"Ah! And if you say that," she cried, wildly starting to her feet. "So do I! So do I!"

"Come, calm yourself, dearest," I said, placing my hand upon her shoulder and forcing her back into her chair. "You are upset to-night," and I kissed her cold, white lips. "May I ring for Mallock? Wouldn't you like to go to your room?"

She drew a deep sigh, and with an effort repressed the tears welling in her deep-set, haunted eyes.

"Yes," she faltered in her emotion. "Perhaps I had better. I—I cannot bear this strain much longer. You told me that the police did not suspect me, but—but, now I know they do. A man has been watching outside the house all day for two days past. Yes," she sobbed, "they will come, come to arrest me, but they will only find that—that I've cheated them!"

"They will not come," I answered her. "I happen to know more than I can tell you, Phrida," I whispered. "You need have no fear of arrest."
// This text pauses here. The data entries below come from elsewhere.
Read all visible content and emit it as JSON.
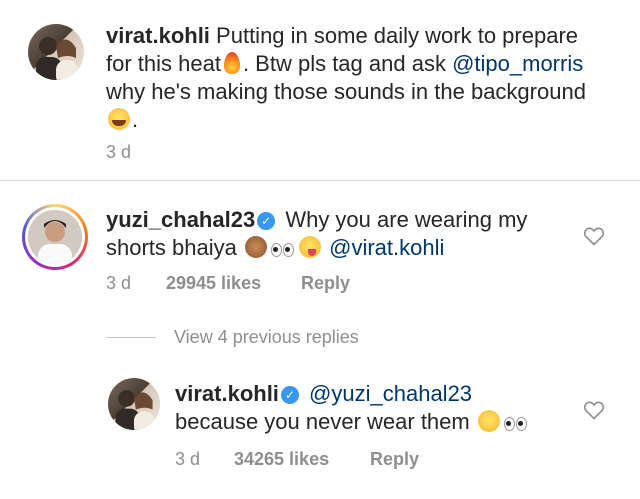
{
  "post": {
    "username": "virat.kohli",
    "caption_part1": "Putting in some daily work to prepare for this heat",
    "caption_part2": ". Btw pls tag and ask",
    "mention": "@tipo_morris",
    "caption_part3": "why he's making those sounds in the background",
    "caption_end": ".",
    "time": "3 d"
  },
  "comment": {
    "username": "yuzi_chahal23",
    "text": "Why you are wearing my shorts bhaiya",
    "mention": "@virat.kohli",
    "time": "3 d",
    "likes": "29945 likes",
    "reply_label": "Reply",
    "view_replies": "View 4 previous replies"
  },
  "reply": {
    "username": "virat.kohli",
    "mention": "@yuzi_chahal23",
    "text": "because you never wear them",
    "time": "3 d",
    "likes": "34265 likes",
    "reply_label": "Reply"
  },
  "icons": {
    "verified": "verified-badge-icon",
    "heart": "heart-outline-icon"
  },
  "colors": {
    "text": "#262626",
    "muted": "#8e8e8e",
    "mention": "#00376b",
    "verified": "#3897f0"
  }
}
"But that woman Petre! She may denounce me—she will, I know!"

"They take no notice of such allegations at Scotland Yard. They receive too much wild correspondence," I declared. "No, dearest, go to bed and rest—rest quite assured that at present you are in no peril, and, further, that every hour which elapses brings us nearer a solution of the tragic and tantalising problem. May I ring for Mallock?" I asked, again kissing her passionately upon those lips, hard and cold as marble, my heart full of sympathy for her in her tragic despair.
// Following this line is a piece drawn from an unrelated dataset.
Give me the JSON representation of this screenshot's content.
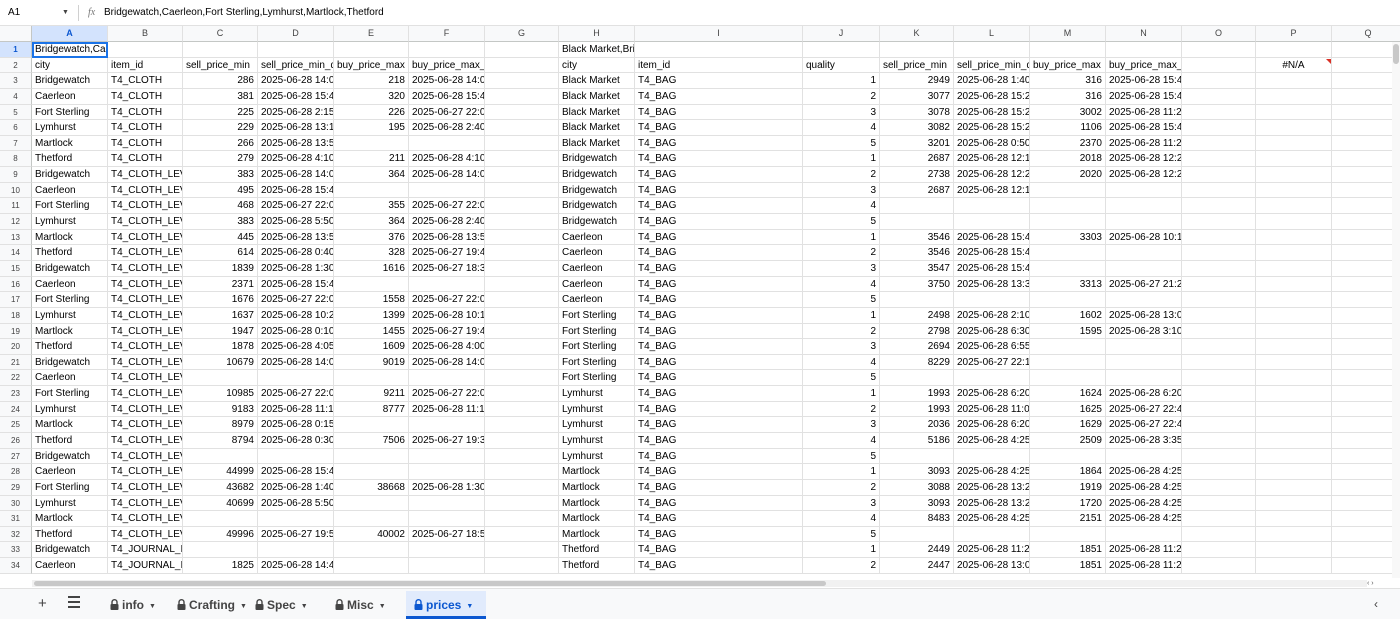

"Yes," she responded faintly in a voice so low that I could hardly catch it. So I crossed and rang the bell for her maid.

Then, when she had kissed me good-night, looking into my eyes with a strange expression of wistfulness, and left the room, I dashed across to that little table whereon the ivory-hilted knife was lying and seized the important piece of evidence, so that it might not fall into Edwards' hands.

I held it within my fingers, and taking it across to the fireplace, examined it in the strong light. The ivory was yellow and old, carved with the escutcheon bearing the three balls, the arms of the great House of Medici. The blade, about seven inches long, was keen, triangular, and, at the point, sharp as a needle. Into it the rust of centuries had eaten, though in parts it was quite bright, evidently due to recent cleaning.